Researchers at University of Liege in Gembloux in Belgium, who have discovered this striking behaviour in the earthworm 'Eisenia fetida' for the first time, said a social cue influences earthworm behaviour "Our results modify the current view that earthworms are animals lacking in social behaviour," said researcher Lara Zirbes.

"We can consider the earthworm behaviour as equivalent that of a herd or swarm."

Zirbes and colleagues were originally interested in knowing how earthworms interact with other microorganisms in the soil.

However, they noticed that the earthworms formed herds to interact with each other.

"In experiments, I noticed that earthworms frequently clustered and formed a compact patch when they were out of the soil," Zirbes told the BBC.

The surprising behaviour fascinated the scientists to do more research as to how earthworms decided where to go, and whether they preferred to travel alone or in groups.

For their study, the researchers chose the earthworm Eisenia fetida, which tends to live near or at the soil surface, and carried out a series of experiments.

First, they placed 40 earthworms into a central chamber, from which extended two identical arms. The idea was to leave the animals alone, and then to see how many earthworms moved to either arm over a 24-hour period.

Over 30 identical repeats of the trial, the worms preferred to group within one chamber over the other.

"We noted that earthworms moving out of the central chamber influenced the directional choice of other earthworms.

"So our hypothesis was confirmed: a social cue influences earthworm behaviour," said Zirbes.

In another test, the researchers placed one worm at the start of a soil-filled maze, with two routes to a food source at the end.

After the worm chose its route to the food, the researchers added a second worm to see if it followed the same route as the first.

However, after repeated trials, the second worms were no more likely to take the same route as their predecessors.

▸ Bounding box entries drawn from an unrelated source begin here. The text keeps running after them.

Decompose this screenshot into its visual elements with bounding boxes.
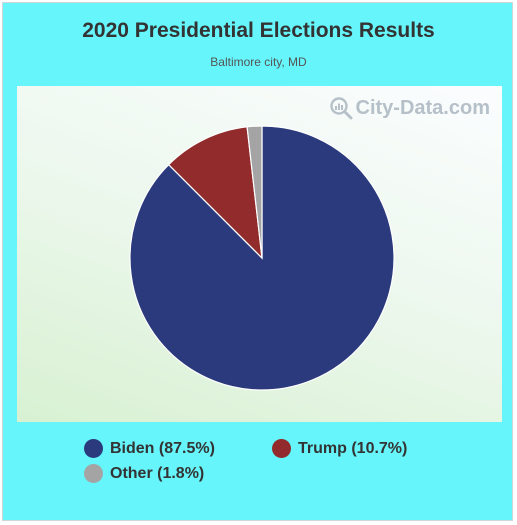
plot-area: City-Data.com	[17, 86, 502, 422]
chart-subtitle: Baltimore city, MD	[210, 55, 307, 69]
magnifier-chart-icon	[329, 97, 353, 120]
legend-item-biden: Biden (87.5%)	[84, 439, 215, 458]
legend-swatch-biden	[84, 439, 103, 458]
legend-item-trump: Trump (10.7%)	[272, 439, 407, 458]
watermark-text: City-Data.com	[355, 96, 490, 119]
legend-label-biden: Biden (87.5%)	[110, 439, 215, 457]
pie-slice-biden	[129, 125, 395, 391]
legend-item-other: Other (1.8%)	[84, 464, 204, 483]
chart-frame: 2020 Presidential Elections Results Balt…	[2, 2, 513, 521]
legend-swatch-trump	[272, 439, 291, 458]
watermark: City-Data.com	[329, 96, 490, 120]
legend-swatch-other	[84, 464, 103, 483]
legend-label-other: Other (1.8%)	[110, 464, 205, 482]
pie-slice-trump	[167, 126, 263, 260]
pie-chart	[129, 125, 395, 391]
legend-label-trump: Trump (10.7%)	[298, 439, 408, 457]
pie-slice-other	[246, 125, 263, 259]
chart-title: 2020 Presidential Elections Results	[82, 19, 435, 42]
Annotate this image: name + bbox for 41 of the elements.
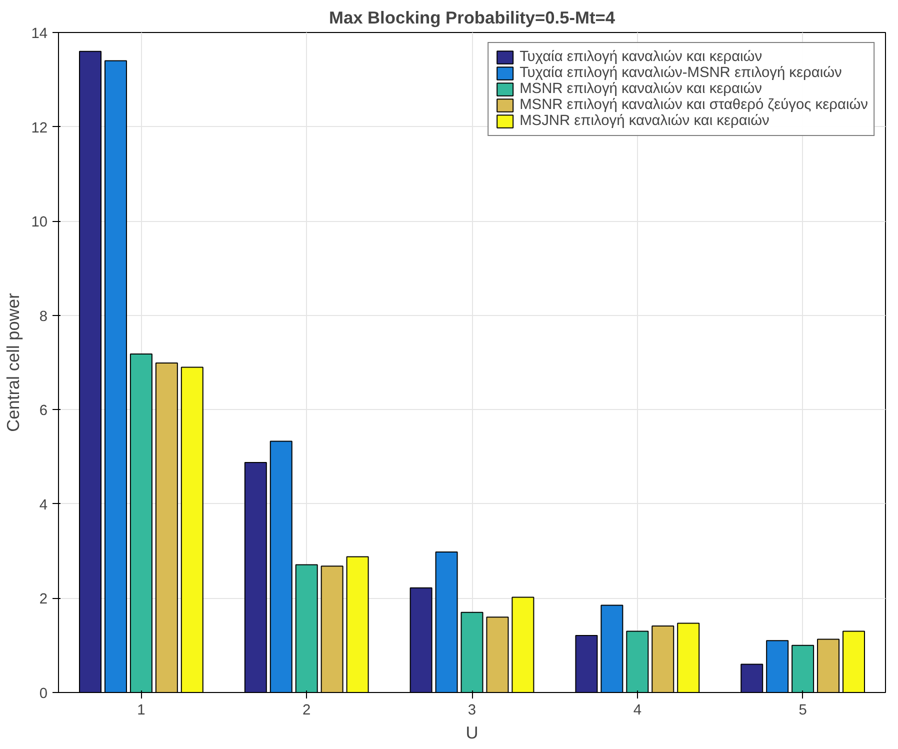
x-tick-label: 2 (302, 702, 311, 718)
x-tick-label: 5 (798, 702, 807, 718)
bar (435, 552, 458, 692)
bar (270, 440, 292, 692)
y-tick-label: 4 (39, 497, 48, 514)
y-tick-label: 12 (31, 120, 48, 136)
y-tick-label: 2 (39, 592, 48, 608)
legend-label: Τυχαία επιλογή καναλιών και κεραιών (520, 49, 762, 65)
bar (155, 362, 178, 692)
legend-label: MSNR επιλογή καναλιών και κεραιών (520, 81, 762, 97)
y-tick-label: 8 (39, 308, 48, 325)
x-tick-label: 4 (633, 702, 642, 718)
chart-title: Max Blocking Probability=0.5-Mt=4 (329, 8, 616, 28)
bar (486, 616, 509, 692)
y-tick-label: 10 (31, 214, 48, 231)
y-tick-label: 0 (39, 686, 48, 702)
bar (104, 60, 127, 692)
bar (320, 566, 344, 692)
bar (600, 604, 624, 692)
bar (180, 366, 204, 692)
bar (842, 630, 865, 692)
x-axis-title: U (466, 722, 478, 742)
bar (766, 640, 789, 692)
y-axis-title: Central cell power (3, 292, 24, 432)
legend-label: MSJNR επιλογή καναλιών και κεραιών (520, 113, 770, 129)
y-tick-label: 6 (39, 403, 48, 420)
x-tick-label: 1 (137, 702, 146, 718)
bar (740, 664, 764, 692)
bar (652, 626, 674, 692)
bar (817, 638, 840, 692)
y-tick-label: 14 (31, 26, 48, 42)
bar (346, 556, 369, 692)
bar (79, 50, 102, 692)
x-tick-label: 3 (468, 702, 476, 718)
bar (512, 596, 534, 692)
bar (575, 634, 598, 692)
bar (410, 587, 432, 692)
bar (677, 622, 700, 692)
legend-label: MSNR επιλογή καναλιών και σταθερό ζεύγος κεραιών (520, 97, 868, 113)
legend-label: Τυχαία επιλογή καναλιών-MSNR επιλογή κεραιών (520, 65, 842, 81)
bar (244, 462, 267, 692)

This indicated that the worms did not leave a chemical trail behind them that communicated their direction of travel.

Yet if two worms were placed together at the start of the maze, they were more likely to follow one another, suggesting that they used touch to communicate where they were going. In two-thirds of these trials, the worms followed each other.

"I have observed contact between two earthworms.

Sometimes they just cross their bodies and sometimes they maximise contact. Out of soil, earthworms can form balls," said Zirbes.

A modelling study then showed that, by using touch alone, up to 40 earthworms could follow each other in a similar way, explaining how herds of the animals preferred to move together into one chamber in the initial experiments.

"To our knowledge this is the first example of collective orientation in animals based on contact between followers," the researchers wrote in the journal Ethology.